Developing apps can be a solitary business. Schemes such as the Intel AppUp develop program give you the same opportunities to distribute your games that big companies have. You don’t need a big team around you, but that also means some developers don’t have an opportunity to bounce ideas off other people. GameCamp seemed like the ideal place to find out what gamers really care about: they’re setting the agenda, and if they get bored, they vote with their feet.
Our first session of the day started by asking what sells games. Strangely enough, nobody suggested it was game quality or the game’s concept. The consensus seemed to be that big hits are a result of having good reviews out there (games companies sometimes reward developers based on the reviews their games get) and of developers connecting with gamers online. One attendee said he likes to follow the development of a game through blog posts, early artwork and so on. Obviously, it helps to have a great game idea, but to make sure people know about it, you need good marketing too. To make your game a success, post regular news updates online and encourage your players to write positive views in the app store.

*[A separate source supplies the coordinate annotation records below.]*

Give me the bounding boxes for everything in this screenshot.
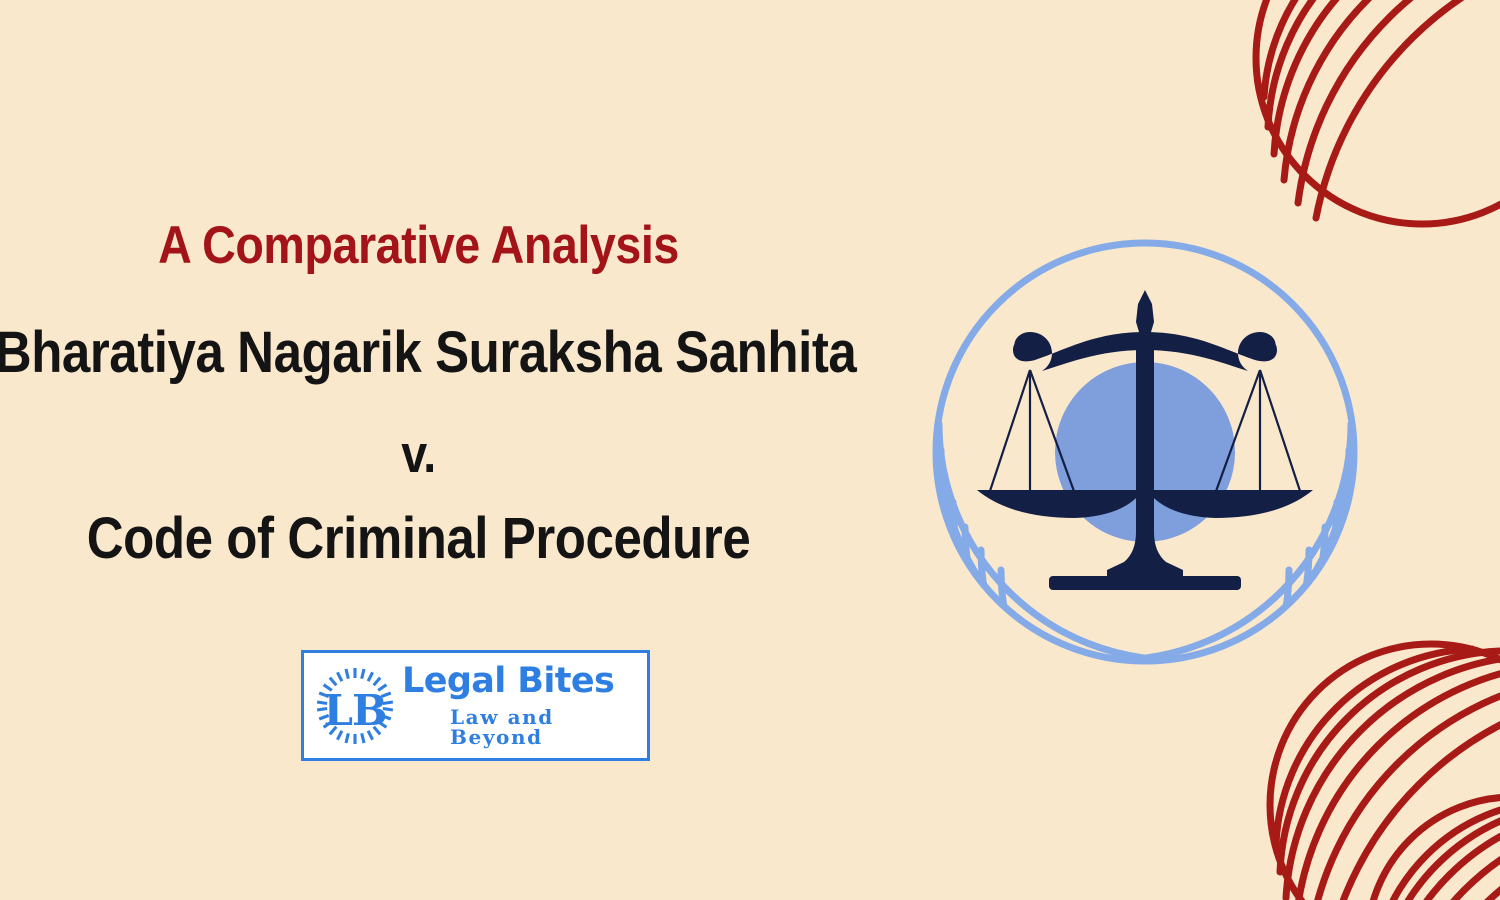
logo-wordmark: Legal Bites Law and Beyond bbox=[402, 664, 647, 747]
decoration-top-right bbox=[1252, 0, 1500, 228]
logo-name: Legal Bites bbox=[402, 664, 614, 699]
lb-monogram-icon: LB bbox=[314, 665, 396, 747]
decoration-bottom-right-a bbox=[1266, 640, 1500, 900]
page-title-versus: v. bbox=[0, 427, 842, 482]
page-title-line-2: Code of Criminal Procedure bbox=[0, 509, 842, 569]
headline-block: A Comparative Analysis Bharatiya Nagarik… bbox=[0, 218, 900, 569]
page-title-line-1: Bharatiya Nagarik Suraksha Sanhita bbox=[0, 323, 842, 383]
scales-of-justice-emblem bbox=[925, 232, 1365, 672]
decoration-bottom-right-b bbox=[1363, 793, 1500, 900]
legal-bites-logo[interactable]: LB Legal Bites Law and Beyond bbox=[301, 650, 650, 761]
logo-tagline: Law and Beyond bbox=[450, 707, 647, 747]
banner-canvas: A Comparative Analysis Bharatiya Nagarik… bbox=[0, 0, 1500, 900]
svg-text:LB: LB bbox=[323, 686, 386, 735]
page-title-kicker: A Comparative Analysis bbox=[0, 218, 842, 273]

Throughout the day, there was a lot of discussion about what makes a game design work. For some players, the story was more important than the richness of the experience, with them rushing through the game just to find out what happens. One speaker said the narrative has to be at least as interesting as a bad novel, but that he didn’t expect it to be as strong as a good novel. Novelist Naomi Alderman pointed out how poorly sketched many game characters are. She said Red Dead Redemption took her on an emotional journey that changed her as a person, so why is the main character John Marston apparently completely unchanged by his experiences? There was a lot of discussion about characterisation, but the lesson was simple: If you have a game that’s narrative-driven, make sure the story is compelling and credible.

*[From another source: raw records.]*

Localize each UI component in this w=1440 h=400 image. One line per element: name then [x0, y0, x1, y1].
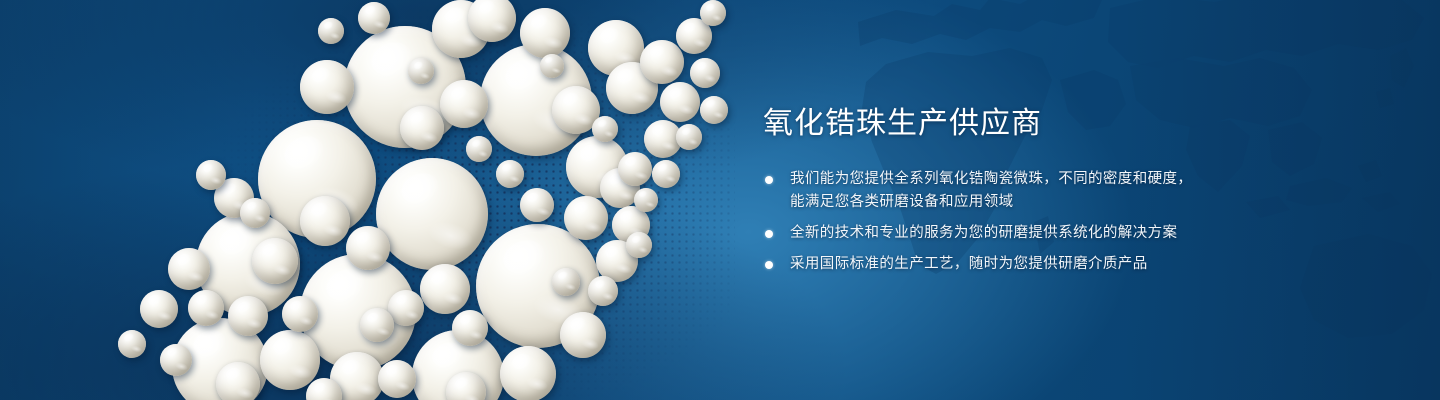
bullet-text-line1: 采用国际标准的生产工艺，随时为您提供研磨介质产品	[790, 256, 1148, 272]
banner-copy-block: 氧化锆珠生产供应商 我们能为您提供全系列氧化锆陶瓷微珠，不同的密度和硬度， 能满…	[763, 104, 1233, 276]
bullet-dot-icon	[765, 261, 773, 269]
feature-bullet-list: 我们能为您提供全系列氧化锆陶瓷微珠，不同的密度和硬度， 能满足您各类研磨设备和应…	[763, 168, 1233, 276]
list-item: 全新的技术和专业的服务为您的研磨提供系统化的解决方案	[763, 222, 1233, 245]
hero-banner: 氧化锆珠生产供应商 我们能为您提供全系列氧化锆陶瓷微珠，不同的密度和硬度， 能满…	[0, 0, 1440, 400]
bullet-text-line2: 能满足您各类研磨设备和应用领域	[790, 191, 1233, 214]
list-item: 采用国际标准的生产工艺，随时为您提供研磨介质产品	[763, 253, 1233, 276]
bullet-dot-icon	[765, 176, 773, 184]
list-item: 我们能为您提供全系列氧化锆陶瓷微珠，不同的密度和硬度， 能满足您各类研磨设备和应…	[763, 168, 1233, 214]
page-title: 氧化锆珠生产供应商	[763, 104, 1233, 144]
bullet-text-line1: 全新的技术和专业的服务为您的研磨提供系统化的解决方案	[790, 225, 1177, 241]
bullet-dot-icon	[765, 230, 773, 238]
bullet-text-line1: 我们能为您提供全系列氧化锆陶瓷微珠，不同的密度和硬度，	[790, 171, 1192, 187]
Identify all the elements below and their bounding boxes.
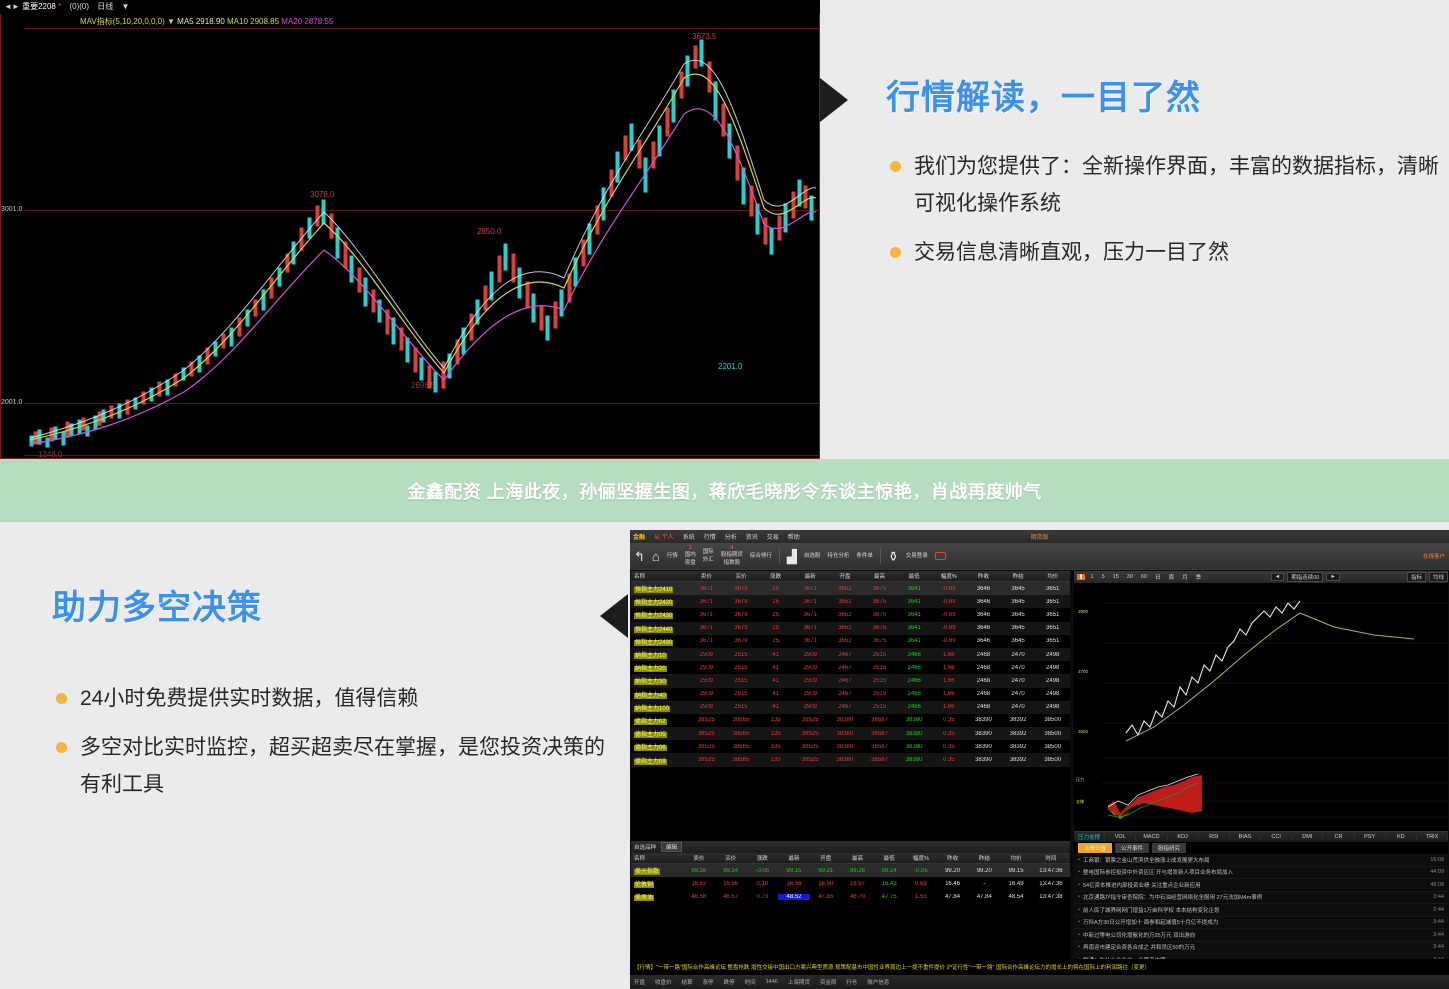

Another topic that came up was the boss level, which was seen by some as a useful milestone in the gameplay, and by others as a frustrating barrier to unlocking the whole game. If you want to use a boss level in your game design, think about how it’s introduced. Boss levels can feel artificial unless they consolidate the player’s previous experiences and are foreshadowed in the game’s plot.

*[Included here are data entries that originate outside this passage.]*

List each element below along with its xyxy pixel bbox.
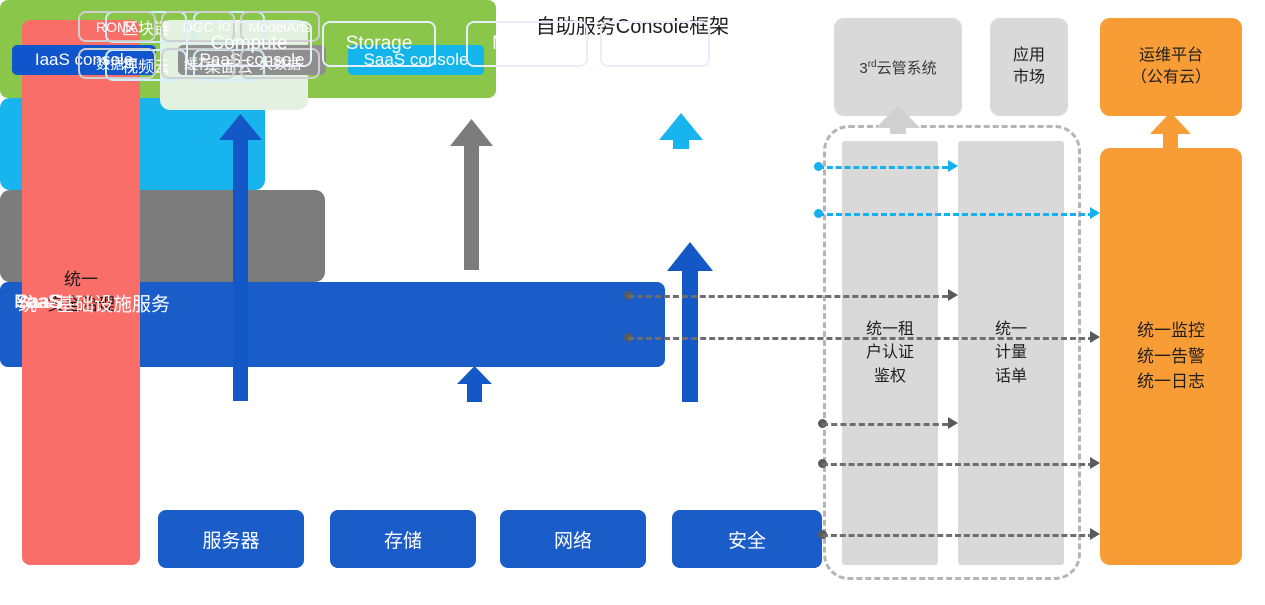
arrow-saas-to-saas-console xyxy=(659,113,703,149)
dashed-line-saas-to-auth xyxy=(818,166,948,169)
third-party-cloud-management-box: 3rd云管系统 xyxy=(834,18,962,116)
ops-monitoring-column: 统一监控 统一告警 统一日志 xyxy=(1100,148,1242,565)
arrow-infra-to-saas xyxy=(667,242,713,402)
paas-tag-roma[interactable]: ROMA xyxy=(78,11,156,42)
unified-metering-billing-panel: 统一 计量 话单 xyxy=(958,141,1064,565)
arrowhead-infra-to-ops xyxy=(1090,457,1100,469)
arrowhead-paas-to-ops xyxy=(1090,331,1100,343)
ops-platform-box: 运维平台 （公有云） xyxy=(1100,18,1242,116)
arrowhead-saas-to-auth xyxy=(948,160,958,172)
hardware-box-server: 服务器 xyxy=(158,510,304,568)
infra-tag-storage[interactable]: Storage xyxy=(322,21,436,67)
infra-tag-cce[interactable]: CCE xyxy=(600,21,710,67)
arrow-ops-column-to-ops-platform xyxy=(1150,112,1191,148)
metering-line-2: 计量 xyxy=(995,341,1027,364)
unified-tenant-auth-panel: 统一租 户认证 鉴权 xyxy=(842,141,938,565)
architecture-diagram: 统一 安全治理 API网关 自助服务Console框架 IaaS console… xyxy=(0,0,1265,605)
arrow-infra-to-paas xyxy=(457,366,492,402)
ops-column-line-1: 统一监控 xyxy=(1137,318,1205,344)
dashed-line-infra-to-ops xyxy=(822,463,1094,466)
hardware-box-storage: 存储 xyxy=(330,510,476,568)
third-party-label: 3rd云管系统 xyxy=(859,57,936,78)
dashed-line-paas-to-auth xyxy=(628,295,948,298)
ops-platform-line-1: 运维平台 xyxy=(1131,45,1211,67)
arrowhead-hardware-to-ops xyxy=(1090,528,1100,540)
hardware-box-security: 安全 xyxy=(672,510,822,568)
third-party-superscript: rd xyxy=(868,59,877,70)
arrow-paas-to-paas-console xyxy=(450,119,493,270)
ops-platform-line-2: （公有云） xyxy=(1131,67,1211,89)
auth-line-2: 户认证 xyxy=(866,341,914,364)
arrowhead-saas-to-ops xyxy=(1090,207,1100,219)
infrastructure-label: 统一基础设施服务 xyxy=(18,289,170,316)
dashed-line-infra-to-auth xyxy=(822,423,948,426)
dashed-line-paas-to-ops xyxy=(628,337,1094,340)
app-market-line-2: 市场 xyxy=(1013,67,1045,89)
dashed-line-hardware-to-ops xyxy=(822,534,1094,537)
dashed-line-saas-to-ops xyxy=(818,213,1094,216)
ops-column-line-3: 统一日志 xyxy=(1137,369,1205,395)
ops-column-line-2: 统一告警 xyxy=(1137,344,1205,370)
infra-tag-network[interactable]: Network xyxy=(466,21,588,67)
auth-line-3: 鉴权 xyxy=(866,365,914,388)
app-market-box: 应用 市场 xyxy=(990,18,1068,116)
hardware-box-network: 网络 xyxy=(500,510,646,568)
infra-tag-compute[interactable]: Compute xyxy=(186,21,312,67)
app-market-line-1: 应用 xyxy=(1013,45,1045,67)
arrowhead-paas-to-auth xyxy=(948,289,958,301)
metering-line-3: 话单 xyxy=(995,365,1027,388)
paas-tag-database[interactable]: 数据库 xyxy=(78,48,156,79)
arrowhead-infra-to-auth xyxy=(948,417,958,429)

Because a lot of games are developed by people who are programmers first and designers second, the artwork for some games lacks imagination and skill. Flash developer Iain Lobb asked whether people use pixel art because they want to evoke a particular aesthetic, or because it’s easy to put together. He said if you’re doing the art for your games, you’re the artist and you need to do a professional job. You can’t just rush the artwork in a weekend. Games like Aquaria and Braid show how distinctive artwork defines the game. Many graphic effects (including pixel art and two-colour) are overused, but photography hasn’t been fully exploited as a medium for creating graphics yet, he said.
Those are some of the key ideas we took away from the discussions, but there were more ideas there than we have space to cover here. Perhaps the most important lesson of the day was subliminal: you have to get away from the keyboard and seek out new ideas and experiences from time to time. It was inspiring to share a room with so many people who were passionate about playing and creating great games. I’m sure it will have an impact on how I think about game design in the future.